Review: "Out of Sight"

July 01, 1998|By JASON MYERS

Jason Myers

Watching "Out of Sight" Monday was my first blockbuster experience of the summer.

I recently started work at a Blockbuster video, and I have seen the mean, mindless monolith "Godzilla," but I had not yet been to a theater quite like the one I attended in Ormond Beach, Fla.

With a frontispiece as ornate and overwhelming as an entrance to a theme park, I felt as if I were entering not a movie theater, but a house of worship. (I have been worshipping cinema for a long time, but only then did I feel obliged.) It was, alas, one of the new Meccas for movies, a cineplex with stadium seating and surround sound.

Let me tell you, friends: There is no other way to see a movie. Images are but a part of modern motion pictures - and while many movies favor images over words, consider that the best films come from the best screenplays - and at most theaters they glimmer on the screen of average size, and you hear a faint whisper of sound and dialogue. In MeccaMoviehouses (bear with me) you are engaged in cinema as an experience - as an Event, hence blockbuster.


"Out of Sight" is a perfect summer movie.

Adapted from an Elmore Leonard novel by screenwriter Scott Frank ("Get Shorty") and director Steven Soderbergh ("sex, lies, and videotape") is a sexy, sumptuous tale of crooks and cops. It is swift without being slick, and elegant while maintaining most of the grit of Leonard's pursed prose.

The film begins with Jack Foley (George Clooney) casually, charmingly - in Leonard novels, criminals always have more grace than the average person - robbing a bank. No mask, no gun. Just a pleasant, polite withdrawal.

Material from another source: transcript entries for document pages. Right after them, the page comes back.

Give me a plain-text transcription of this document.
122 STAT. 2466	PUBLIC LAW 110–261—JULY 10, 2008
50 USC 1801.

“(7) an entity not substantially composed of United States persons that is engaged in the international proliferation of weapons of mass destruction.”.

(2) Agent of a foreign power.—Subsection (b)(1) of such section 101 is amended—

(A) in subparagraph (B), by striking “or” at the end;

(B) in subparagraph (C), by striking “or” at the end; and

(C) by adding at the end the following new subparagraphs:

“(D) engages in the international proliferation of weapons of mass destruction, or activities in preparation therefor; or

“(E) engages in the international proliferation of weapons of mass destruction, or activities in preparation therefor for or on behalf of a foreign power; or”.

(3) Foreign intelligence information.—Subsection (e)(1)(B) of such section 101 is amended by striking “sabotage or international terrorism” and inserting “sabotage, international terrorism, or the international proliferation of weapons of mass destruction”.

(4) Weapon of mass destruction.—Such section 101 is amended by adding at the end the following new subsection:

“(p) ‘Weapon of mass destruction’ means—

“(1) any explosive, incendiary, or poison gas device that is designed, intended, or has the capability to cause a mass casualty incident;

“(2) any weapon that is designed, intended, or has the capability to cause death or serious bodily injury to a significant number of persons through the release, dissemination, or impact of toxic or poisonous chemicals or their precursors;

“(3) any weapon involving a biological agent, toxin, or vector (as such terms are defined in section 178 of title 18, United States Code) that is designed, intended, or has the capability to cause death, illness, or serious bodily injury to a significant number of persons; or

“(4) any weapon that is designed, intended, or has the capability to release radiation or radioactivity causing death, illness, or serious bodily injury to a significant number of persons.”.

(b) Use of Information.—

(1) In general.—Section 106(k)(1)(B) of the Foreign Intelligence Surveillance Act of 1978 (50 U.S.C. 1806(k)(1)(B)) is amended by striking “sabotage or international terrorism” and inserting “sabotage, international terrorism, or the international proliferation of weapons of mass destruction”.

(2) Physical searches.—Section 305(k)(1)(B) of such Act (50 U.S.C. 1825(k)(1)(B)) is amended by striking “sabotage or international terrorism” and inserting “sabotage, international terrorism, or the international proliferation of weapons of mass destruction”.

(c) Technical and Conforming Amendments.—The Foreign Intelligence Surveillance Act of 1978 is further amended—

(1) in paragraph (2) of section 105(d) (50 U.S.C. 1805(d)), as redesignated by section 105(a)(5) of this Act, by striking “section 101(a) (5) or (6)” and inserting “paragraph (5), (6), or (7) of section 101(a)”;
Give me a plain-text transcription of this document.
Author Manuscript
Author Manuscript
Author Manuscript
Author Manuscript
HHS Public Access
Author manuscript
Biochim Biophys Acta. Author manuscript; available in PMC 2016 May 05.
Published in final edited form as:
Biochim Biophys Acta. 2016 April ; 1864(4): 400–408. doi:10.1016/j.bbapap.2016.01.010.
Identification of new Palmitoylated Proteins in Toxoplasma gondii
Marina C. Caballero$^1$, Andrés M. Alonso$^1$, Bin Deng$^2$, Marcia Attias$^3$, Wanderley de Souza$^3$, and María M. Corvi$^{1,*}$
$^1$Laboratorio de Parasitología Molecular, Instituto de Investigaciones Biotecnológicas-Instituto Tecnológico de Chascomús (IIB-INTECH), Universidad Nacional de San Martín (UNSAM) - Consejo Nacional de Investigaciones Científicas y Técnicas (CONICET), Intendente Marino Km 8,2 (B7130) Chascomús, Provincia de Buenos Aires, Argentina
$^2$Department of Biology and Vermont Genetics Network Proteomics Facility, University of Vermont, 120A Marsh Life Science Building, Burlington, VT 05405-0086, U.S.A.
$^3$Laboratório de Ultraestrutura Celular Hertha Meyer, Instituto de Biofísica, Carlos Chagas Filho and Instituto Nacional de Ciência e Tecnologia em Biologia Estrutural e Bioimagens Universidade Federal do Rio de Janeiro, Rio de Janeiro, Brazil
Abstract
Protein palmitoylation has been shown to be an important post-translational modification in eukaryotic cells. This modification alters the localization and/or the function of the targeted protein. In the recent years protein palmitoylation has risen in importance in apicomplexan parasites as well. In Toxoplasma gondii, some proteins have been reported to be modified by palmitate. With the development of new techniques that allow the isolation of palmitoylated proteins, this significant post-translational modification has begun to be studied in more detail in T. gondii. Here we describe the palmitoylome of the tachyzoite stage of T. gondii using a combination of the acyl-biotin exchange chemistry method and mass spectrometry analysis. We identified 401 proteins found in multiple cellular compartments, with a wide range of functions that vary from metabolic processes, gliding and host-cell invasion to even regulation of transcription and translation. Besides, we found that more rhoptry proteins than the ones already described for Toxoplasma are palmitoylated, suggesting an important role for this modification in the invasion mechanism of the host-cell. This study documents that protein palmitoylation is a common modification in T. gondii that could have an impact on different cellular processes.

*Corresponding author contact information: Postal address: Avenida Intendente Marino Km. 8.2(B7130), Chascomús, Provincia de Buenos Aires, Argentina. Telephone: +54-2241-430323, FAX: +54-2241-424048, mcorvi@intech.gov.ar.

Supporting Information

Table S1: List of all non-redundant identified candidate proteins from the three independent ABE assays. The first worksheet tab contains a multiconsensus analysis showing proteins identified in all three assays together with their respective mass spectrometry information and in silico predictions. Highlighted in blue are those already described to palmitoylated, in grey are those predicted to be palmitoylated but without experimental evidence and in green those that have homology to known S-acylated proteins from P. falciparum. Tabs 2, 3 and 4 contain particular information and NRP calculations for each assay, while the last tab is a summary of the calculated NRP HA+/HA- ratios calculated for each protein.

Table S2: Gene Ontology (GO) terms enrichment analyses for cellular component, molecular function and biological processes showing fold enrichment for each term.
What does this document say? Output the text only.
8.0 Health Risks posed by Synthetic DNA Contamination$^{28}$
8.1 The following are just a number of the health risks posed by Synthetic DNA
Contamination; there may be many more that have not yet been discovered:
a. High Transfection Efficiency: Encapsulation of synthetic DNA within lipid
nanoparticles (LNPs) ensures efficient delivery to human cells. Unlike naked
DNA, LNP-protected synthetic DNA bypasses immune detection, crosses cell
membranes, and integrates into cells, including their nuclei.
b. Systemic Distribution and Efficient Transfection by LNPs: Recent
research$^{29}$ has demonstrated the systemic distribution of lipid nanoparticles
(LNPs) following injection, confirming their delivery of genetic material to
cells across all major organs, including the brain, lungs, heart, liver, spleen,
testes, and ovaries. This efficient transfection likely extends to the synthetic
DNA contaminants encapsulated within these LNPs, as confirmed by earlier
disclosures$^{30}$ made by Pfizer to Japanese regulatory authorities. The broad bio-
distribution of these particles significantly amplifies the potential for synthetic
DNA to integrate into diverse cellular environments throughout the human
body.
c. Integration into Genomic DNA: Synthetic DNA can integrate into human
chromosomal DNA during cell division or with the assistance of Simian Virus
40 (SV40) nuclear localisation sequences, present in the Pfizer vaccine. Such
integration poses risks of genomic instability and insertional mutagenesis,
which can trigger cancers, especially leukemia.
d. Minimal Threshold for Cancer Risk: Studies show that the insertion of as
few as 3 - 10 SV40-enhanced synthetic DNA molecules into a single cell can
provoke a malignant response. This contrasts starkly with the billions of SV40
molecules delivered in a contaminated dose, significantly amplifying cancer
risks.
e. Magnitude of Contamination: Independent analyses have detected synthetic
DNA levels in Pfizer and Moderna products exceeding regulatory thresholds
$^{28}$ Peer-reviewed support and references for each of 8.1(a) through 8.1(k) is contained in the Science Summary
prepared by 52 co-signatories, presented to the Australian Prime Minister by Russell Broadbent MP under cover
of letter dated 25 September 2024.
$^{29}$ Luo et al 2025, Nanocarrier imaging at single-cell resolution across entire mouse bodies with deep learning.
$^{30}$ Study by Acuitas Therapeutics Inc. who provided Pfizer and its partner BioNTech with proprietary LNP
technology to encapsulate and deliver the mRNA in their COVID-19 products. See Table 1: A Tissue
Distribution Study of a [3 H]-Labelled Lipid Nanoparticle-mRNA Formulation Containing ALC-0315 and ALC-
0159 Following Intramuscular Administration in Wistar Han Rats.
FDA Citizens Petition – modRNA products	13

Jack would be the consummate thief - if only his car would start. So he goes back to the prison from which he recently emerged.

Until, of course, he escapes, aided and abetted and amused by his partner, Buddy, (Ving Rhames) as well as a new paramour, federal agent Karen Sisco (Jennifer Lopez). Buddy disarms her, literally, and Jack disarms her, figuratively.

Jack and Karen are thrown into a trunk and thrown into the most unusual, unpredictable and altogether satisfying romance of the year. They quickly begin conversing about movies - probably the usual topic in trunk talk.

Jack and Buddy are planning their last larceny - stealing diamonds from a billionaire (Albert Brooks) who was in prison with them.

If Karen were an average agent, she would restore these two gentlemen to their former place of residence before they have opportunity to commit anything else. But the world of Elmore Leonard is not an average world.

Leonard is like David Mamet on Prozac. His guys talk tough, but there is also suppleness and sweetness to their character which Mametian men utterly lack. Leonard also favors folks with quirks. So Jack's ex-wife (Catherine Keener) is a magician's assistant, and the billionaire he robs keeps only toupees in his safe. Not nearly plausible, not completely convincing, "Out of Sight" is a movie made with insight and energy.

Soderbergh has not had rhythm this rich since his debut. He creates an elliptical chronology that shows us the thoughts and experiences of the characters with a more complete sensibility than a straightforward narrative would. He also develops a clear contrast between the florid tones of Florida, where most of the movie is set, and the dark hues of Detroit, where the characters head for the heist; and he uses a varied palette within each location.

Best of all, he balances the brilliant ensemble. You will not see a finer assortment of acting than the "Out of Sight"cast provides. Clooney is clearly the lead, and he controls the character masterfully, connecting Jack's charisma to his confusion; he and Lopez have a loose, lyrical chemistry that the actress intensifies with her intelligent beauty. Don Cheadle delivers a formidable uppercut as a boxer-turned-gangster, and Steve Zahn elicits laughs as well as concern for his pothead, motormouth crook.

The soundtrack shuffles the movie forward on a series of funky grooves. "Out of Sight" deserves repeated viewing: to appreciate the visual texture and freeze-frames of Soderbergh, to admire the verve, wit and fidelity of Frank's script, to adore the way Ving Rhames continues to be so cool; but, most of all, to worship the ways of movies and movie theaters.

Jason Myers is a 1998 graduate of North Hagerstown High School.